As time went on, nevertheless, many card collectors became overwhelmed by the vast number of products available within the Nineties and early 2000s. Realizing that overproduction was dampening consumer interest, sports leagues began granting exclusive licenses to individual card manufacturers to limit the variety of cards in the marketplace. Topps for instance, regained his status because the exclusive card manufacturer for MLB in 2009.
However, until recently, various corporations held the exclusive rights to supply trading cards for major U.S. sports leagues, creating some ongoing competition within the industry.

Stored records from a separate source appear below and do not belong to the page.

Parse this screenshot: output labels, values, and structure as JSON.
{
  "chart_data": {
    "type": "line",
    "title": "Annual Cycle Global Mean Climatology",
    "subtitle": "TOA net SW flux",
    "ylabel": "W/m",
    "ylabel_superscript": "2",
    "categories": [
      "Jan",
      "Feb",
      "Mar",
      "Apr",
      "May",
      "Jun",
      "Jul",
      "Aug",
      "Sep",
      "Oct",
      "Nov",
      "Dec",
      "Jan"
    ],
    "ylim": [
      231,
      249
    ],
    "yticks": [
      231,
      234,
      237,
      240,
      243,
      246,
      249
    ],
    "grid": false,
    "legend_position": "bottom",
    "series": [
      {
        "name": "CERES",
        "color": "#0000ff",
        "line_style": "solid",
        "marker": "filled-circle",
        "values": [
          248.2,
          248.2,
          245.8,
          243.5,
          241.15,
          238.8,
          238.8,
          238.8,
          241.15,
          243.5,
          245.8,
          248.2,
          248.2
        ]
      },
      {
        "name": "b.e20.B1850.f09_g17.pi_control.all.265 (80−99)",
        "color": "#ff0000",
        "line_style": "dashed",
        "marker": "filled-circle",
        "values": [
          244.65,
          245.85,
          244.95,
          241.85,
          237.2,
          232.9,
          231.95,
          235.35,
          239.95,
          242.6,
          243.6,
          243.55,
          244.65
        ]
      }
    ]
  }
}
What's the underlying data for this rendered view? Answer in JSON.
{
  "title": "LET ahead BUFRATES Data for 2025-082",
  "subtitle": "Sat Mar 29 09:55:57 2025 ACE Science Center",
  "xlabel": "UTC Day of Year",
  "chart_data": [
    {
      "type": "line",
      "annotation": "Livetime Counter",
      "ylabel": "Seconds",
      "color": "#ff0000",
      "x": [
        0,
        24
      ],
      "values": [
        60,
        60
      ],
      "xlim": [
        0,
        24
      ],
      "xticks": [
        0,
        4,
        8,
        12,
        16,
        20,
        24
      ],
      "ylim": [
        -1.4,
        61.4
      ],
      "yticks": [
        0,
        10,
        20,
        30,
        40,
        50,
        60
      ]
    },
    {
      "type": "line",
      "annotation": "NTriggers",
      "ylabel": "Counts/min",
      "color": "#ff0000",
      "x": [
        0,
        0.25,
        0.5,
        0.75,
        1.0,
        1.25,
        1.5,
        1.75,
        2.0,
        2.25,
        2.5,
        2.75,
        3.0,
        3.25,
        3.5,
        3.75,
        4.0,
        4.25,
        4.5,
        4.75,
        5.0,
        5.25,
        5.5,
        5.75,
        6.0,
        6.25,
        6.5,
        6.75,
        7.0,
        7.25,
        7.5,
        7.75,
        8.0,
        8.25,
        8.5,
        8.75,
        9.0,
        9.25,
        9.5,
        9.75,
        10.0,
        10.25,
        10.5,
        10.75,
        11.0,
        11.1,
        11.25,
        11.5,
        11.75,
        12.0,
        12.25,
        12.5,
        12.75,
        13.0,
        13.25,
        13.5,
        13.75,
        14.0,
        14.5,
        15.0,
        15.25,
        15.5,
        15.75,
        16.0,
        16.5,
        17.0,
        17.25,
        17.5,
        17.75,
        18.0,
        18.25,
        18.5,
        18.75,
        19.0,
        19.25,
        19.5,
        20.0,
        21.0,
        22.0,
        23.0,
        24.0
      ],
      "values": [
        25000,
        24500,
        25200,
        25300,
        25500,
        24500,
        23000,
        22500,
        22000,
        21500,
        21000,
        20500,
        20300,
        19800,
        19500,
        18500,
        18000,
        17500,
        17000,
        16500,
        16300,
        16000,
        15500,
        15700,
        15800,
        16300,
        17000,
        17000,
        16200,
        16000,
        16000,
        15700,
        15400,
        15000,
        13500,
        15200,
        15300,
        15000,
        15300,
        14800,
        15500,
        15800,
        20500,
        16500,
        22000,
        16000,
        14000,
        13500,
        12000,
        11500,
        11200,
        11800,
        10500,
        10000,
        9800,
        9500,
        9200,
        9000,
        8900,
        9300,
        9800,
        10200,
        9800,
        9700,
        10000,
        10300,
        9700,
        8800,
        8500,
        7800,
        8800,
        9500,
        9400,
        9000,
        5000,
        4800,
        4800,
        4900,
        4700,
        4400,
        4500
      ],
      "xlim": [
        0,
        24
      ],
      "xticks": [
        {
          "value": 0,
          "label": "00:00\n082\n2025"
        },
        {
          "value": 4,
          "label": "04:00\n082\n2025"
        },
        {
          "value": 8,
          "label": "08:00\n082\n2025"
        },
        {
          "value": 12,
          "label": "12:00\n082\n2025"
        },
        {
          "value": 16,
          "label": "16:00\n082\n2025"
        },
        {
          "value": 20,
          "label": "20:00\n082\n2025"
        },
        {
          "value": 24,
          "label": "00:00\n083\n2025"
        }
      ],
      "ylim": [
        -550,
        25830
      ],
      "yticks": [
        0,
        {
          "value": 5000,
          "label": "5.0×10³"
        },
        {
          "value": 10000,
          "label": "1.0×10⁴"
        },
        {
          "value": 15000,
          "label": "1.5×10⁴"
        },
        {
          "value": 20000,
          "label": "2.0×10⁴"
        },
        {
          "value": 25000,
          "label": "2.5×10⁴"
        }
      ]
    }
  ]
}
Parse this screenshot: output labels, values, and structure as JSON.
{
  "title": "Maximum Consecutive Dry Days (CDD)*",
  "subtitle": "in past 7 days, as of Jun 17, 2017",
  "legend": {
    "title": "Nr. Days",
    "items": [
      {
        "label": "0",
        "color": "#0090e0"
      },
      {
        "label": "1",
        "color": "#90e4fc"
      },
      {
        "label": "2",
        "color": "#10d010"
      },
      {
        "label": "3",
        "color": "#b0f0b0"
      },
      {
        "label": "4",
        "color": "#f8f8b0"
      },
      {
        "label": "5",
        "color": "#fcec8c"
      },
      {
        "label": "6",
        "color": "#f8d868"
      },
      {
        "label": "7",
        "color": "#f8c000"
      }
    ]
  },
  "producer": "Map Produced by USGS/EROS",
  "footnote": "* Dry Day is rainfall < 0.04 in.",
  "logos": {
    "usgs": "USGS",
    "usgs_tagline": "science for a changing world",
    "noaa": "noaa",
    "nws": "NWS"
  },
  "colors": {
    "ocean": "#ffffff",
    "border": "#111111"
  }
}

Is Fanatics violating antitrust law?
Fanatics' consolidation of the industry raises the specter that the hobby could once more witness the evils of monopolization within the years to return.
Perhaps unsurprisingly, Fanatics has taken over the sports card hobby is currently being challenged in court by Paninione other company that replaced Fanatics.
The lawsuit alleges that Fanatics violated the Sherman Antitrust Act by engaging in anticompetitive practices that drove Panini and other competitors out of the industry.
In this sense, Fanatics' renewed monopolization of the U.S. sports trading card business has additional parallels to the previous Topps monopoly of the Sixties and Nineteen Seventies.
Ultimately, Panini's case merely underlies what may very well raise larger questions on Fanatics' business practices on the whole.
Fanatics has used exclusive licensing agreements – just like those it has entered into for sports cards – to expand its dominance within the broader sports licensing market.
Whether these exclusive license agreements are legal or not stays unclear; The admissibility of comparable exclusive trademark licenses under federal antitrust law was most recently raised in a 2010 case before the Supreme Court American Needle, Inc. v. National Football League.
In that case, a former NFL cap manufacturer sued the NFL after the league decided to grant Reebok exclusive rights to fabricate its team-logoed caps starting in 2002. American Needle claimed that the choice by 32 individually owned NFL franchises resulted in a collective decision to license their trademarks to a single manufacturer with which they were in conflict the Sherman Antitrust Act.
While the Supreme Court found that the NFL-Reebok deal was subject to antitrust scrutiny, the parties ultimately settled the case before the courts issued a final ruling on the legality of the NFL's exclusive license.
While sports trading cards represent a multibillion-dollar industry, they represent only a portion of the larger, US sports licensing market price $33 billion.
See-through, cheap-looking baseball pants may or might not be a results of an absence of competition on this market.
However, we consider it is just a matter of time before the decline in competition for licensed sportswear results in higher prices and fewer alternative for fans. The same applies to trading cards.